Faktorausstattung

Faktorausstattung

Der Begriff Faktorausstattung beschreibt in der Volkswirtschaftslehre alle Bestandteile, die für eine Volkswirtschaft verfügbar und zur Produktion geeignet sind. Gemeint sind damit die Produktionsfaktoren Arbeit, Boden und Kapital, die häufig unter dem Begriff Input zusammengefasst werden. Die Faktorausstattung eines Landes ist die Schlüsselgröße für die Vorteilhaftigkeit und die Richtung des Außenhandels. Der Begriff Faktor entspringt dem lateinischen Wort facere (tun, machen).

Inhaltsverzeichnis

Begriffserläuterung

Seit Jean-Baptiste Say (1767–1832) hat sich in der klassischen Nationalökonomie die Dreiteilung der Produktionsfaktoren in Arbeit, Boden und Kapital weitgehend etabliert. Diese Einteilung wurde von der traditionellen Volkswirtschaftslehre übernommen. In neueren Ansätzen werden häufig auch Wissen (Humankapital) oder die Führung eines Unternehmens als Produktionsfaktor angesehen. [1]

  • Arbeit

Unter Arbeit wird jede menschliche Tätigkeit verstanden, die der Bedürfnisbefriedigung dient und darauf abzielt, Einkommen zu erwirtschaften. Hierzu zählen sowohl die Leistungen der unselbständig beschäftigten Arbeitnehmer als auch die Leistungen der Unternehmenseigentümer. [2]

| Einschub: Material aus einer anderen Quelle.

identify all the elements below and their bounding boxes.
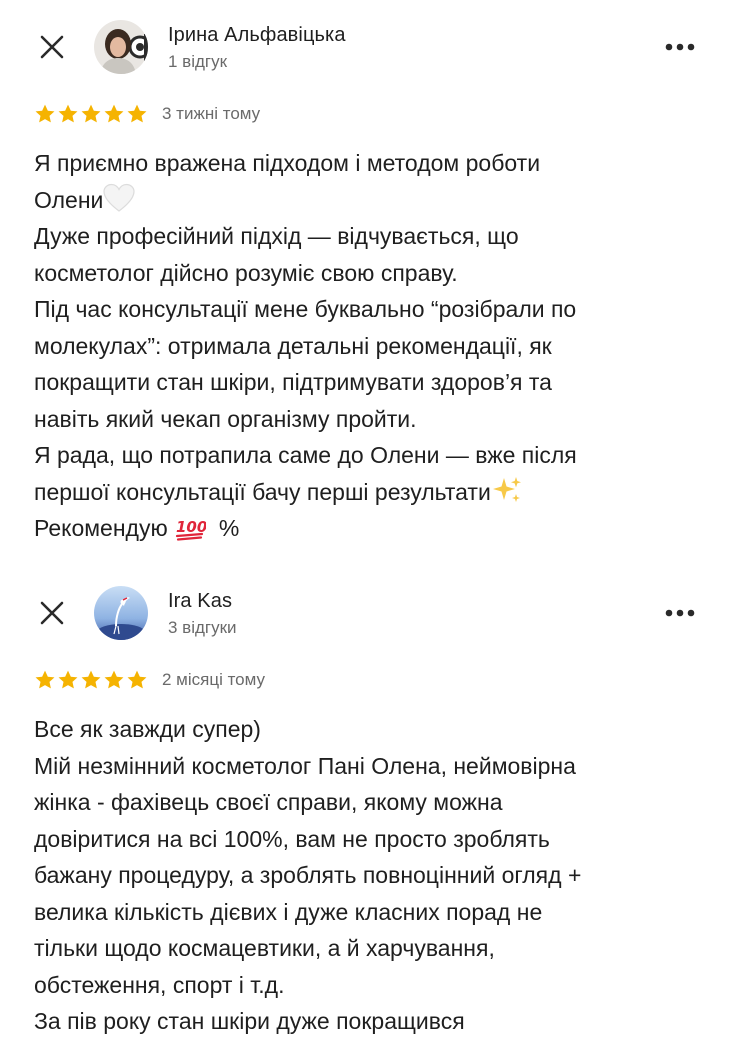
star-icon xyxy=(127,670,147,689)
more-options-button[interactable] xyxy=(656,595,704,631)
review-card: Ірина Альфавіцька 1 відгук 3 тижні тому … xyxy=(0,0,734,560)
review-text-line: першої консультації бачу перші результат… xyxy=(34,474,714,511)
close-button[interactable] xyxy=(30,591,74,635)
review-text-segment: Рекомендую xyxy=(34,515,168,541)
avatar[interactable] xyxy=(94,586,148,640)
review-text-line: Рекомендую 100 % xyxy=(34,510,714,547)
review-text-line: молекулах”: отримала детальні рекомендац… xyxy=(34,332,552,359)
review-time: 2 місяці тому xyxy=(162,670,266,689)
review-text-line: велика кількість дієвих і дуже класних п… xyxy=(34,898,543,925)
author-review-count[interactable]: 3 відгуки xyxy=(168,618,237,638)
star-icon xyxy=(58,104,78,123)
star-rating xyxy=(34,669,148,691)
review-text-line: Я рада, що потрапила саме до Олени — вже… xyxy=(34,442,577,468)
review-text-segment: першої консультації бачу перші результат… xyxy=(34,478,491,505)
review-time: 3 тижні тому xyxy=(162,104,261,123)
review-text-line: Під час консультації мене буквально “роз… xyxy=(34,296,577,322)
more-horiz-icon xyxy=(665,609,695,617)
review-text-line: покращити стан шкіри, підтримувати здоро… xyxy=(34,369,552,395)
star-icon xyxy=(127,104,147,123)
rating-row: 3 тижні тому xyxy=(34,103,260,125)
more-horiz-icon xyxy=(665,43,695,51)
review-text-line: Олени xyxy=(34,182,714,219)
hundred-points-emoji: 100 xyxy=(176,518,206,541)
star-rating xyxy=(34,103,148,125)
star-icon xyxy=(58,670,78,689)
author-name[interactable]: Ірина Альфавіцька xyxy=(168,24,346,47)
review-text-line: бажану процедуру, а зроблять повноцінний… xyxy=(34,862,582,888)
star-icon xyxy=(81,104,101,123)
review-text-line: обстеження, спорт і т.д. xyxy=(34,971,285,998)
star-icon xyxy=(104,104,124,123)
review-text-line: Я приємно вражена підходом і методом роб… xyxy=(34,150,541,176)
review-text-line: довіритися на всі 100%, вам не просто зр… xyxy=(34,825,550,852)
review-text-line: Все як завжди супер) xyxy=(34,716,261,742)
review-text-line: Дуже професійний підхід — відчувається, … xyxy=(34,223,519,249)
review-text-line: Мій незмінний косметолог Пані Олена, ней… xyxy=(34,752,576,779)
more-options-button[interactable] xyxy=(656,29,704,65)
review-text-segment: Олени xyxy=(34,186,104,213)
close-icon xyxy=(40,35,64,59)
white-heart-emoji xyxy=(103,184,136,213)
review-text-line: жінка - фахівець своєї справи, якому мож… xyxy=(34,789,503,815)
star-icon xyxy=(81,670,101,689)
sparkles-emoji xyxy=(492,477,521,503)
review-text: Все як завжди супер) Мій незмінний косме… xyxy=(34,711,714,1040)
star-icon xyxy=(35,670,55,689)
review-text-line: тільки щодо космацевтики, а й харчування… xyxy=(34,935,495,961)
review-text-segment: % xyxy=(218,515,240,541)
star-icon xyxy=(35,104,55,123)
review-text-line: За пів року стан шкіри дуже покращився xyxy=(34,1008,465,1034)
author-name[interactable]: Ira Kas xyxy=(168,590,232,613)
close-button[interactable] xyxy=(30,25,74,69)
review-text: Я приємно вражена підходом і методом роб… xyxy=(34,145,714,547)
review-card: Ira Kas 3 відгуки 2 місяці тому Все як з… xyxy=(0,565,734,1053)
rating-row: 2 місяці тому xyxy=(34,669,265,691)
review-text-line: косметолог дійсно розуміє свою справу. xyxy=(34,259,458,286)
close-icon xyxy=(40,601,64,625)
review-text-line: навіть який чекап організму пройти. xyxy=(34,405,417,432)
star-icon xyxy=(104,670,124,689)
avatar[interactable] xyxy=(94,20,148,74)
author-review-count[interactable]: 1 відгук xyxy=(168,52,227,72)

Dabei ist zu beachten, dass es bei dem Produktionsfaktor Arbeit erhebliche Qualifikationsunterschiede gibt, die für die Güterproduktion von erheblicher Bedeutung sind. So ist beispielsweise nachgewiesen worden, dass die USA und andere Industrieländer über einen relativ hohen Bestand an hochqualifizierten Arbeitskräften verfügen. Diese Länder zeichnen sich demzufolge durch einen hohen Bestand an Humankapital aus, während Entwicklungsländer reichlich mit ungelernten, unqualifizierten Arbeitskräften ausgestattet sind. [3]

  • Boden

Der Produktionsfaktor Boden umfasst neben dem Anbau - und Abbauboden auch den Boden als Standort für Unternehmungen. In einigen Ansätzen wird heute der Produktionsfaktor Boden durch den Produktionsfaktor Umwelt (natürliche Ressourcen) ersetzt, der dann die Faktoren Boden, Gewässer, Luft und belebte Natur zusammenfasst. [4]

  • Kapital

Der Produktionsfaktor Kapital untergliedert sich in Sach- bzw. Realkapital und in Geldkapital. Zum Realkapital zählen dauerhafte Produktionsmittel wie Maschinen und sonstige Ausrüstungen, Gebäude und Lagerbestände sowie nicht dauerhafte Produktionsmittel, die von anderen Unternehmungen bezogen werden und als Vorleistungen in den Produktionsprozess einfließen (z.B. Rohstoffe, Engerie). [5] Das Geldkapital sind Tauschmittel (Geld), die mittels Investitionen in Sachkapital umgewandelt werden können.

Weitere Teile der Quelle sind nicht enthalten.